The number of Australian homes bought by foreigners fell last year, as high stamp duty costs deter potential buyers.
The downturn reflects the government’s efforts to reduce foreign investment and cut migration, experts say.
The number of approved residential real estate investments by overseas buyers fell to 5581 in financial year 2024, down from 6576 in 2023 (15 per cent), figures from the Foreign Investment Review Board (FIRB) show.
The combined value of approved residential real estate proposals from Chinese and Hong Kong buyers (with China the largest foreign-buyer pool in Australia), dropped last financial year from $4 billion to $3 billion.
Property portal Juwai IQI co-founder and group managing director Daniel Ho said affordability has unexpectedly become an issue for foreign buyers here.
“Foreign buyers pay much more to purchase and to hold property in Australia than local residents and citizens,” Ho said.
“They have extra taxes, fees, and duties that local buyers don’t have to worry about.”
In Sydney, foreign buyers pay a one-off application fee, a stamp duty surcharge of 8 per cent and an annual land tax surcharge of 4 per cent.
Both components will increase to 9 per cent and 5 per cent, respectively, from next year.
Buyers who are not Australian citizens or permanent residents are restricted in the types of dwelling they can purchase. Foreign investors are limited to new dwellings or off-the-plan sales, to help boost Australia’s housing stock.
Temporary residents can apply for approval to buy an established home to live in for the duration of their stay, or can also buy an established home for redevelopment if it increases the housing stock.
Plus Agency managing director Peter Li said the higher fees and taxes compounded the cost of holding property in Australia as a foreigner.
“That’s pushing foreign buyers out of the market. Even if you could afford to buy it, you have to be able to afford to keep it, and that’s why people are selling,” Li said.
“Overseas purchasers are cash rich, so they have assets overseas – not just Chinese, I’m talking about Persian, Lebanese, Americans, British. Normally, they sell their assets [to buy in Australia]. So the mortgage is not a big concern … it’s the surcharges.”
He said foreign buyers have been declining since the introduction of fees and surcharges in 2017, especially in unit-heavy markets such as Sydney’s Chatswood and Burwood.
Li said they could once sell an entire development to foreign buyers before the introduction of the FIRB application fees and surcharges, but would now struggle to sell one in 10 to them.
Cuts to migration levels and increasing difficulties in qualifying for permanent residency were driving foreign buyers from Australian real estate, Li said, which he did not think would improve.
OH Property Group’s Henny Stier noted fewer foreign buyers in Sydney’s north and north shore.
“A lot of new builds and apartments in places like Epping have dropped … if they’re not buying, then local buyers are not buying them, so they’re sitting around on the market and prices are dropping,” Stier said.
It was more difficult to move cash from countries like China and Indonesia where there were strict limits on withdrawals, Stier said.
Stier added the Australian government’s attempts to disincentivise foreign investment were working.
In Melbourne, the top destination for Chinese buyer interest in Australia, foreign buyers face an 8 per cent stamp duty fee.
Director at Belle Property Balwyn Robert Ding said overseas buyers were delaying property purchases until they obtain permanent residency, when the increased stamp duty no longer applies.
“When someone’s paying $4 million to $5 million [for a property], it’s quite a hefty fee,” Ding said.
“What a lot of these foreign buyers do … is rent or even buy something of a less substantial value. Once they get permanent residency, which usually takes about four or five years, that’s when they start to buy properties.”
Ray White Balwyn director Helen Yan has noticed a downturn in Chinese buyers since the start of this year, when the federal government paused applications for the significant-investor visa which requires recipients to invest $5 million in Australia.

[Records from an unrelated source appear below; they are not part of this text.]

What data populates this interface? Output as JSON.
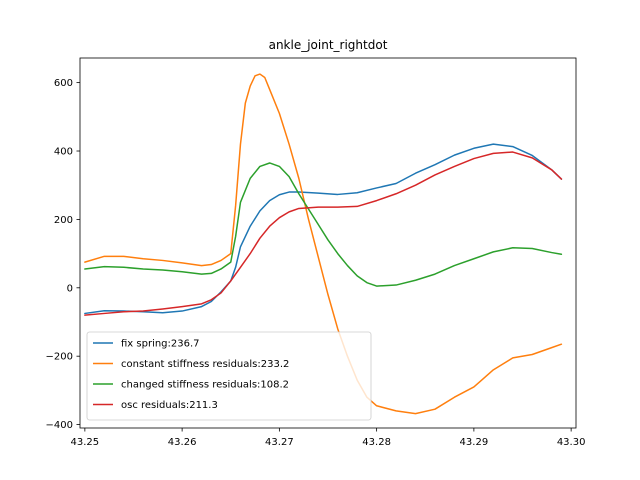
{
  "chart_data": {
    "type": "line",
    "title": "ankle_joint_rightdot",
    "xlabel": "",
    "ylabel": "",
    "xlim": [
      43.2495,
      43.3005
    ],
    "ylim": [
      -410,
      672
    ],
    "x_ticks": [
      43.25,
      43.26,
      43.27,
      43.28,
      43.29,
      43.3
    ],
    "x_tick_labels": [
      "43.25",
      "43.26",
      "43.27",
      "43.28",
      "43.29",
      "43.30"
    ],
    "y_ticks": [
      -400,
      -200,
      0,
      200,
      400,
      600
    ],
    "y_tick_labels": [
      "−400",
      "−200",
      "0",
      "200",
      "400",
      "600"
    ],
    "grid": false,
    "legend": "lower-left",
    "series": [
      {
        "name": "fix spring:236.7",
        "color": "#1f77b4",
        "points": [
          [
            43.25,
            -75
          ],
          [
            43.252,
            -67
          ],
          [
            43.254,
            -68
          ],
          [
            43.256,
            -70
          ],
          [
            43.258,
            -73
          ],
          [
            43.26,
            -68
          ],
          [
            43.262,
            -55
          ],
          [
            43.263,
            -40
          ],
          [
            43.264,
            -12
          ],
          [
            43.265,
            20
          ],
          [
            43.2655,
            60
          ],
          [
            43.266,
            120
          ],
          [
            43.267,
            180
          ],
          [
            43.268,
            225
          ],
          [
            43.269,
            255
          ],
          [
            43.27,
            272
          ],
          [
            43.271,
            280
          ],
          [
            43.272,
            280
          ],
          [
            43.274,
            277
          ],
          [
            43.276,
            273
          ],
          [
            43.278,
            278
          ],
          [
            43.28,
            292
          ],
          [
            43.282,
            305
          ],
          [
            43.284,
            335
          ],
          [
            43.286,
            360
          ],
          [
            43.288,
            388
          ],
          [
            43.29,
            408
          ],
          [
            43.292,
            420
          ],
          [
            43.294,
            413
          ],
          [
            43.296,
            387
          ],
          [
            43.298,
            345
          ],
          [
            43.299,
            318
          ]
        ]
      },
      {
        "name": "constant stiffness residuals:233.2",
        "color": "#ff7f0e",
        "points": [
          [
            43.25,
            75
          ],
          [
            43.252,
            92
          ],
          [
            43.254,
            92
          ],
          [
            43.256,
            85
          ],
          [
            43.258,
            80
          ],
          [
            43.26,
            73
          ],
          [
            43.262,
            65
          ],
          [
            43.263,
            68
          ],
          [
            43.264,
            80
          ],
          [
            43.265,
            100
          ],
          [
            43.2655,
            240
          ],
          [
            43.266,
            420
          ],
          [
            43.2665,
            540
          ],
          [
            43.267,
            590
          ],
          [
            43.2675,
            620
          ],
          [
            43.268,
            625
          ],
          [
            43.2685,
            615
          ],
          [
            43.269,
            580
          ],
          [
            43.27,
            510
          ],
          [
            43.271,
            420
          ],
          [
            43.272,
            320
          ],
          [
            43.273,
            200
          ],
          [
            43.274,
            90
          ],
          [
            43.275,
            -20
          ],
          [
            43.276,
            -120
          ],
          [
            43.277,
            -200
          ],
          [
            43.278,
            -270
          ],
          [
            43.279,
            -320
          ],
          [
            43.28,
            -345
          ],
          [
            43.282,
            -360
          ],
          [
            43.284,
            -368
          ],
          [
            43.286,
            -355
          ],
          [
            43.288,
            -320
          ],
          [
            43.29,
            -290
          ],
          [
            43.292,
            -240
          ],
          [
            43.294,
            -205
          ],
          [
            43.296,
            -195
          ],
          [
            43.298,
            -175
          ],
          [
            43.299,
            -165
          ]
        ]
      },
      {
        "name": "changed stiffness residuals:108.2",
        "color": "#2ca02c",
        "points": [
          [
            43.25,
            55
          ],
          [
            43.252,
            62
          ],
          [
            43.254,
            60
          ],
          [
            43.256,
            55
          ],
          [
            43.258,
            52
          ],
          [
            43.26,
            47
          ],
          [
            43.262,
            40
          ],
          [
            43.263,
            42
          ],
          [
            43.264,
            55
          ],
          [
            43.265,
            75
          ],
          [
            43.2655,
            150
          ],
          [
            43.266,
            250
          ],
          [
            43.267,
            320
          ],
          [
            43.268,
            355
          ],
          [
            43.269,
            365
          ],
          [
            43.27,
            355
          ],
          [
            43.271,
            325
          ],
          [
            43.272,
            275
          ],
          [
            43.273,
            230
          ],
          [
            43.274,
            185
          ],
          [
            43.275,
            140
          ],
          [
            43.276,
            100
          ],
          [
            43.277,
            65
          ],
          [
            43.278,
            35
          ],
          [
            43.279,
            15
          ],
          [
            43.28,
            5
          ],
          [
            43.282,
            8
          ],
          [
            43.284,
            22
          ],
          [
            43.286,
            40
          ],
          [
            43.288,
            65
          ],
          [
            43.29,
            85
          ],
          [
            43.292,
            105
          ],
          [
            43.294,
            117
          ],
          [
            43.296,
            115
          ],
          [
            43.298,
            103
          ],
          [
            43.299,
            98
          ]
        ]
      },
      {
        "name": "osc residuals:211.3",
        "color": "#d62728",
        "points": [
          [
            43.25,
            -80
          ],
          [
            43.252,
            -75
          ],
          [
            43.254,
            -70
          ],
          [
            43.256,
            -68
          ],
          [
            43.258,
            -62
          ],
          [
            43.26,
            -55
          ],
          [
            43.262,
            -47
          ],
          [
            43.263,
            -35
          ],
          [
            43.264,
            -15
          ],
          [
            43.265,
            20
          ],
          [
            43.266,
            60
          ],
          [
            43.267,
            100
          ],
          [
            43.268,
            145
          ],
          [
            43.269,
            180
          ],
          [
            43.27,
            205
          ],
          [
            43.271,
            222
          ],
          [
            43.272,
            232
          ],
          [
            43.274,
            236
          ],
          [
            43.276,
            236
          ],
          [
            43.278,
            238
          ],
          [
            43.28,
            255
          ],
          [
            43.282,
            275
          ],
          [
            43.284,
            300
          ],
          [
            43.286,
            330
          ],
          [
            43.288,
            355
          ],
          [
            43.29,
            378
          ],
          [
            43.292,
            393
          ],
          [
            43.294,
            397
          ],
          [
            43.296,
            380
          ],
          [
            43.298,
            345
          ],
          [
            43.299,
            318
          ]
        ]
      }
    ]
  }
}
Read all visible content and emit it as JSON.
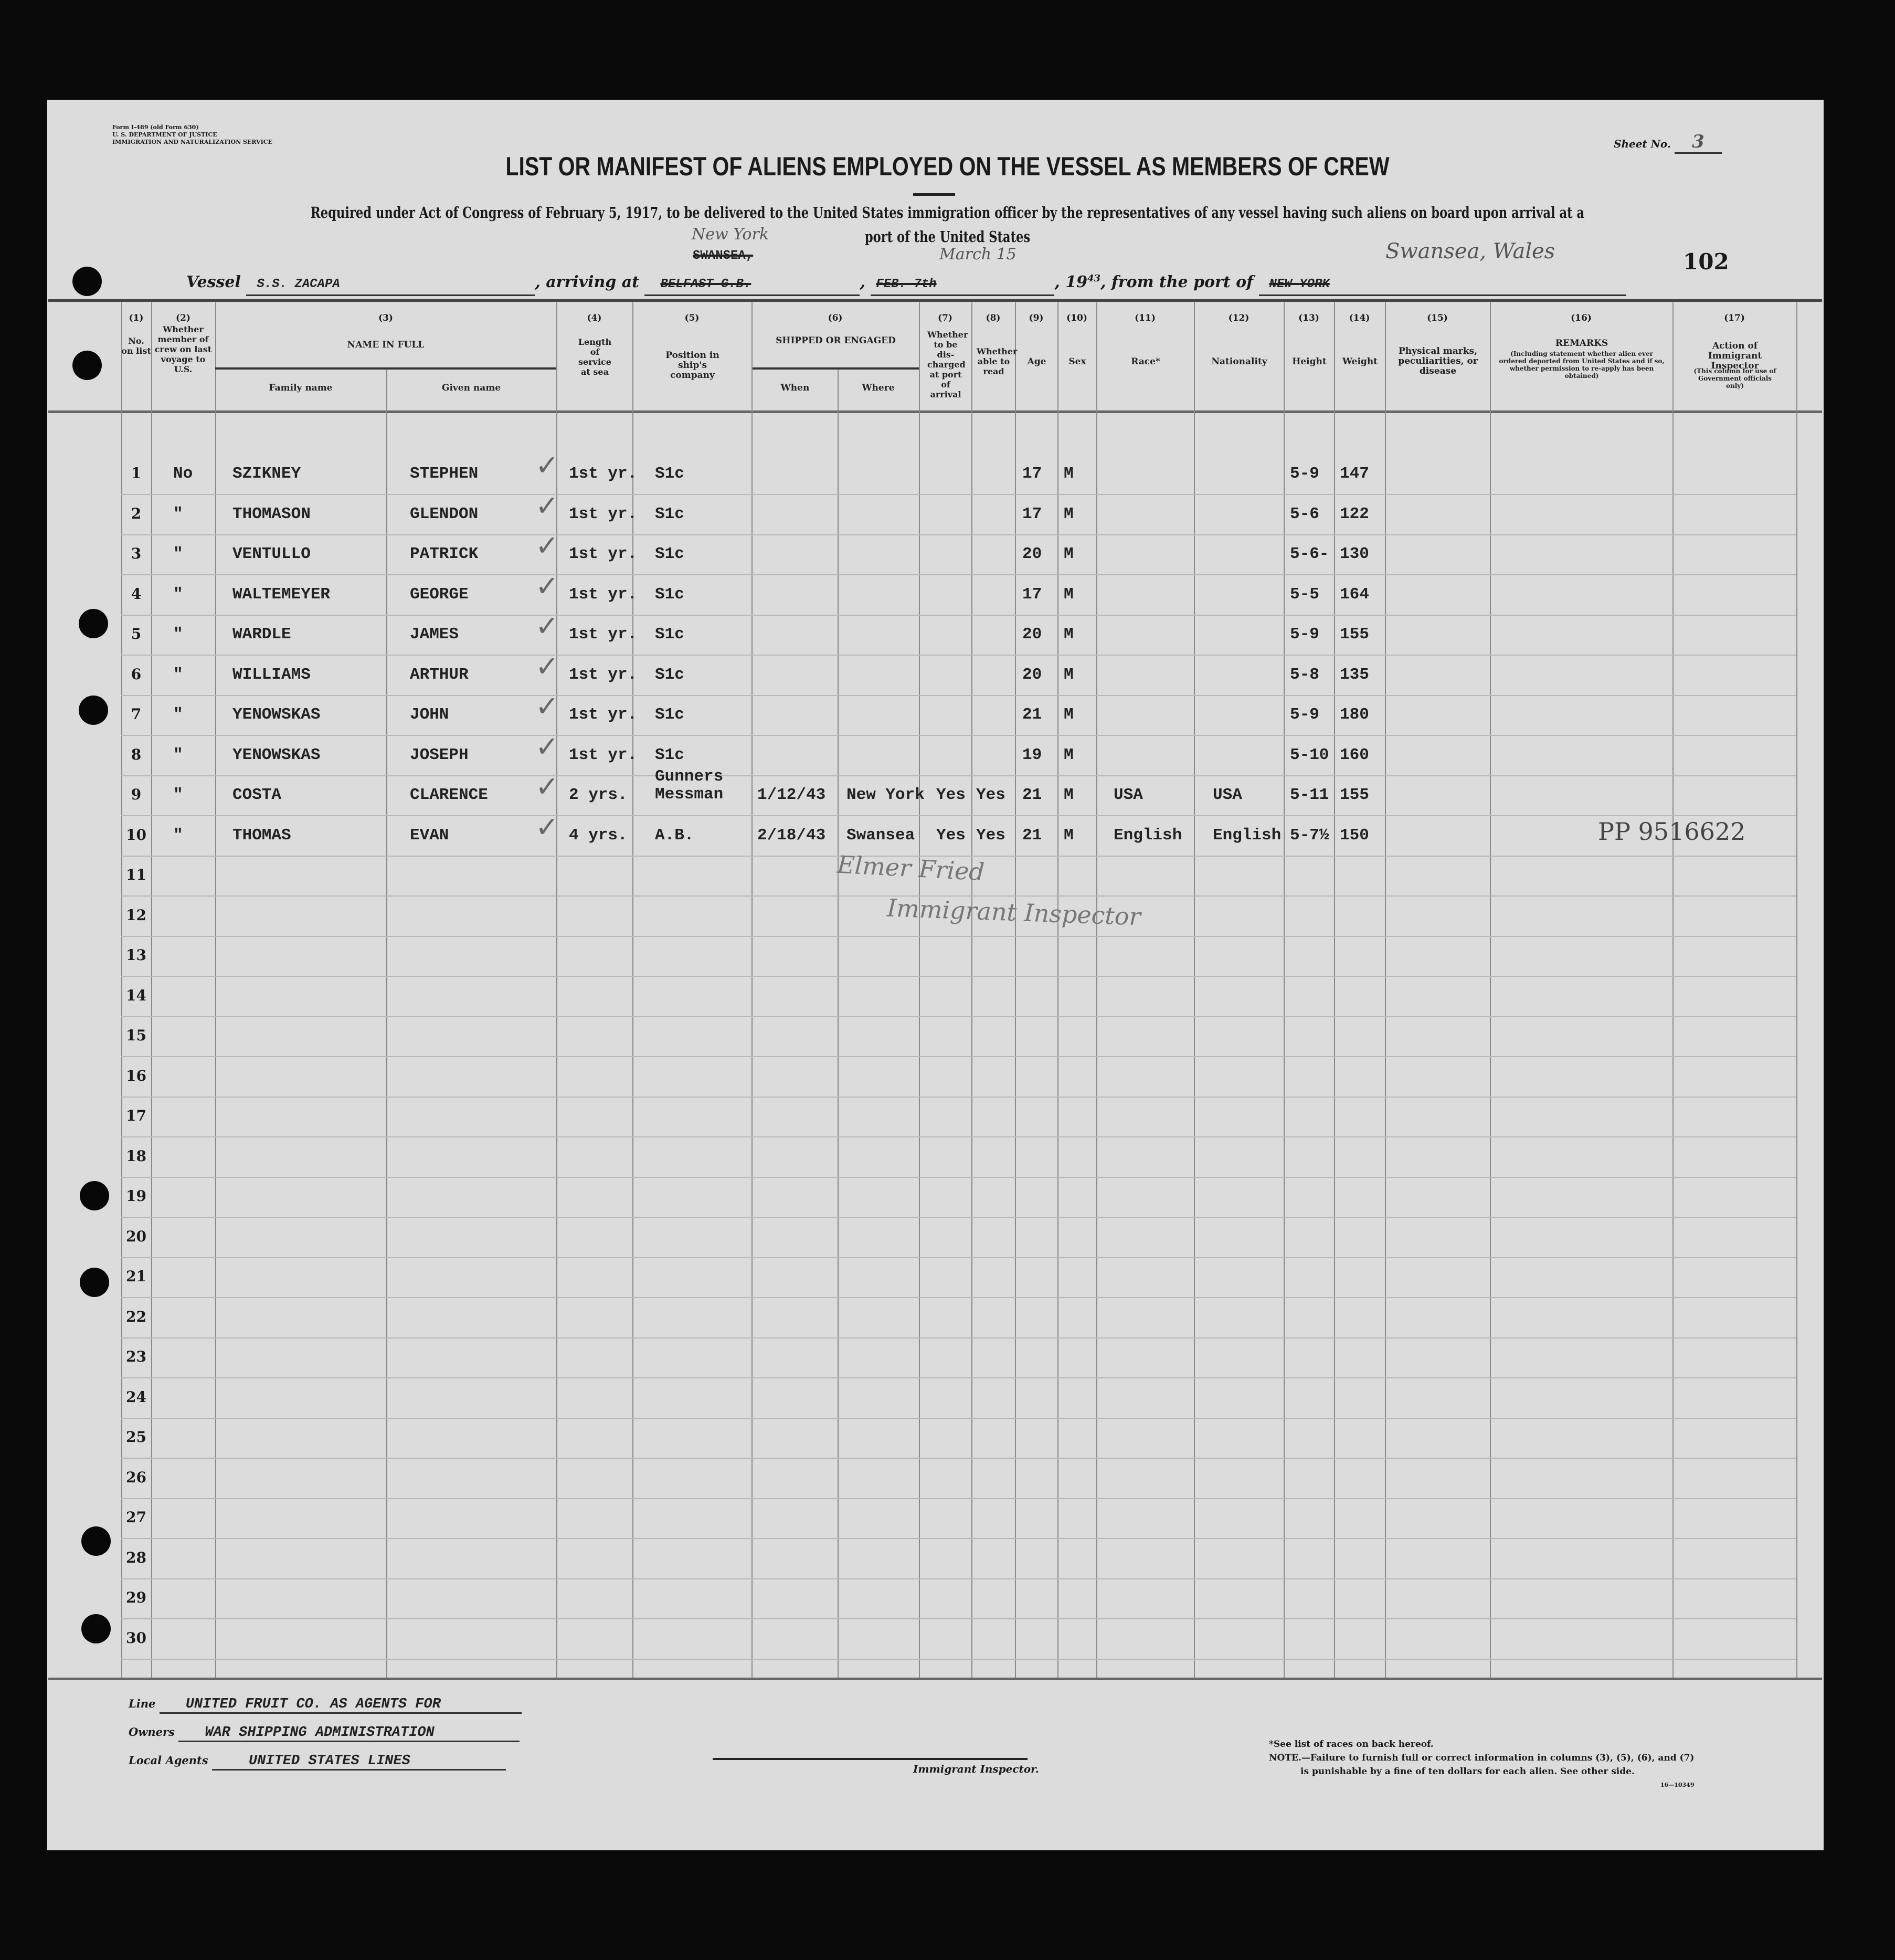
{
  "form": {
    "form_id_lines": [
      "Form I-489 (old Form 630)",
      "U. S. DEPARTMENT OF JUSTICE",
      "IMMIGRATION AND NATURALIZATION SERVICE"
    ],
    "sheet_label": "Sheet No.",
    "sheet_number": "3",
    "title": "LIST OR MANIFEST OF ALIENS EMPLOYED ON THE VESSEL AS MEMBERS OF CREW",
    "subtitle_line1": "Required under Act of Congress of February 5, 1917, to be delivered to the United States immigration officer by the representatives of any vessel having such aliens on board upon arrival at a",
    "subtitle_line2": "port of the United States",
    "page_stamp": "102"
  },
  "vessel_line": {
    "vessel_label": "Vessel",
    "vessel_name": "S.S. ZACAPA",
    "arriving_label": ", arriving at",
    "arriving_typed": "BELFAST G.B.",
    "arriving_typed_above": "SWANSEA,",
    "arriving_handwritten": "New York",
    "date_typed": "FEB. 7th",
    "date_handwritten": "March 15",
    "year_prefix": ", 19",
    "year_suffix": "43",
    "from_label": ", from the port of",
    "from_typed": "NEW YORK",
    "from_handwritten": "Swansea, Wales"
  },
  "columns": [
    {
      "num": "(1)",
      "label": "No. on list"
    },
    {
      "num": "(2)",
      "label": "Whether member of crew on last voyage to U.S."
    },
    {
      "num": "(3)",
      "label": "NAME IN FULL",
      "sub": [
        "Family name",
        "Given name"
      ]
    },
    {
      "num": "(4)",
      "label": "Length of service at sea"
    },
    {
      "num": "(5)",
      "label": "Position in ship's company"
    },
    {
      "num": "(6)",
      "label": "SHIPPED OR ENGAGED",
      "sub": [
        "When",
        "Where"
      ]
    },
    {
      "num": "(7)",
      "label": "Whether to be dis-charged at port of arrival"
    },
    {
      "num": "(8)",
      "label": "Whether able to read"
    },
    {
      "num": "(9)",
      "label": "Age"
    },
    {
      "num": "(10)",
      "label": "Sex"
    },
    {
      "num": "(11)",
      "label": "Race*"
    },
    {
      "num": "(12)",
      "label": "Nationality"
    },
    {
      "num": "(13)",
      "label": "Height"
    },
    {
      "num": "(14)",
      "label": "Weight"
    },
    {
      "num": "(15)",
      "label": "Physical marks, peculiarities, or disease"
    },
    {
      "num": "(16)",
      "label": "REMARKS",
      "sub": [
        "(Including statement whether alien ever ordered deported from United States and if so, whether permission to re-apply has been obtained)"
      ]
    },
    {
      "num": "(17)",
      "label": "Action of Immigrant Inspector",
      "sub": [
        "(This column for use of Government officials only)"
      ]
    }
  ],
  "row_numbers": [
    "1",
    "2",
    "3",
    "4",
    "5",
    "6",
    "7",
    "8",
    "9",
    "10",
    "11",
    "12",
    "13",
    "14",
    "15",
    "16",
    "17",
    "18",
    "19",
    "20",
    "21",
    "22",
    "23",
    "24",
    "25",
    "26",
    "27",
    "28",
    "29",
    "30"
  ],
  "rows": [
    {
      "crew": "No",
      "family": "SZIKNEY",
      "given": "STEPHEN",
      "length": "1st yr.",
      "position": "S1c",
      "when": "",
      "where": "",
      "discharge": "",
      "read": "",
      "age": "17",
      "sex": "M",
      "race": "",
      "nationality": "",
      "height": "5-9",
      "weight": "147",
      "remarks": ""
    },
    {
      "crew": "\"",
      "family": "THOMASON",
      "given": "GLENDON",
      "length": "1st yr.",
      "position": "S1c",
      "when": "",
      "where": "",
      "discharge": "",
      "read": "",
      "age": "17",
      "sex": "M",
      "race": "",
      "nationality": "",
      "height": "5-6",
      "weight": "122",
      "remarks": ""
    },
    {
      "crew": "\"",
      "family": "VENTULLO",
      "given": "PATRICK",
      "length": "1st yr.",
      "position": "S1c",
      "when": "",
      "where": "",
      "discharge": "",
      "read": "",
      "age": "20",
      "sex": "M",
      "race": "",
      "nationality": "",
      "height": "5-6-",
      "weight": "130",
      "remarks": ""
    },
    {
      "crew": "\"",
      "family": "WALTEMEYER",
      "given": "GEORGE",
      "length": "1st yr.",
      "position": "S1c",
      "when": "",
      "where": "",
      "discharge": "",
      "read": "",
      "age": "17",
      "sex": "M",
      "race": "",
      "nationality": "",
      "height": "5-5",
      "weight": "164",
      "remarks": ""
    },
    {
      "crew": "\"",
      "family": "WARDLE",
      "given": "JAMES",
      "length": "1st yr.",
      "position": "S1c",
      "when": "",
      "where": "",
      "discharge": "",
      "read": "",
      "age": "20",
      "sex": "M",
      "race": "",
      "nationality": "",
      "height": "5-9",
      "weight": "155",
      "remarks": ""
    },
    {
      "crew": "\"",
      "family": "WILLIAMS",
      "given": "ARTHUR",
      "length": "1st yr.",
      "position": "S1c",
      "when": "",
      "where": "",
      "discharge": "",
      "read": "",
      "age": "20",
      "sex": "M",
      "race": "",
      "nationality": "",
      "height": "5-8",
      "weight": "135",
      "remarks": ""
    },
    {
      "crew": "\"",
      "family": "YENOWSKAS",
      "given": "JOHN",
      "length": "1st yr.",
      "position": "S1c",
      "when": "",
      "where": "",
      "discharge": "",
      "read": "",
      "age": "21",
      "sex": "M",
      "race": "",
      "nationality": "",
      "height": "5-9",
      "weight": "180",
      "remarks": ""
    },
    {
      "crew": "\"",
      "family": "YENOWSKAS",
      "given": "JOSEPH",
      "length": "1st yr.",
      "position": "S1c",
      "when": "",
      "where": "",
      "discharge": "",
      "read": "",
      "age": "19",
      "sex": "M",
      "race": "",
      "nationality": "",
      "height": "5-10",
      "weight": "160",
      "remarks": ""
    },
    {
      "crew": "\"",
      "family": "COSTA",
      "given": "CLARENCE",
      "length": "2 yrs.",
      "position": "Gunners Messman",
      "when": "1/12/43",
      "where": "New York",
      "discharge": "Yes",
      "read": "Yes",
      "age": "21",
      "sex": "M",
      "race": "USA",
      "nationality": "USA",
      "height": "5-11",
      "weight": "155",
      "remarks": ""
    },
    {
      "crew": "\"",
      "family": "THOMAS",
      "given": "EVAN",
      "length": "4 yrs.",
      "position": "A.B.",
      "when": "2/18/43",
      "where": "Swansea",
      "discharge": "Yes",
      "read": "Yes",
      "age": "21",
      "sex": "M",
      "race": "English",
      "nationality": "English",
      "height": "5-7½",
      "weight": "150",
      "remarks": "PP 9516622"
    }
  ],
  "signature": {
    "name": "Elmer Fried",
    "title": "Immigrant Inspector"
  },
  "footer": {
    "line_label": "Line",
    "line_value": "UNITED FRUIT CO. AS AGENTS FOR",
    "owners_label": "Owners",
    "owners_value": "WAR SHIPPING ADMINISTRATION",
    "agents_label": "Local Agents",
    "agents_value": "UNITED STATES LINES",
    "inspector_label": "Immigrant Inspector.",
    "note1": "*See list of races on back hereof.",
    "note2": "NOTE.—Failure to furnish full or correct information in columns (3), (5), (6), and (7)",
    "note3": "is punishable by a fine of ten dollars for each alien.  See other side.",
    "print_code": "16—10349"
  },
  "colors": {
    "paper": "#dcdcdc",
    "background": "#0a0a0a",
    "ink": "#1a1a1a",
    "pencil": "#555555"
  }
}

“That’s why the high-end property [market] has slowed down a lot,” Yan said.
AMP chief economist Shane Oliver said the number of foreigners buying in Australia has probably returned to pre-COVID levels following the post-pandemic housing boom.
“Foreign buying was quite weak through the pandemic years because of travel restrictions,” Oliver said. “That sort of slowed down through the pandemic, then there was a bounce back, and I suspect it’s now just settling down after that initial bounce back.
“There could also be some cooling associated with the backlash we’re seeing against foreign students, with student visa numbers down, which may have, to some degree, weighed on foreign purchases as well.”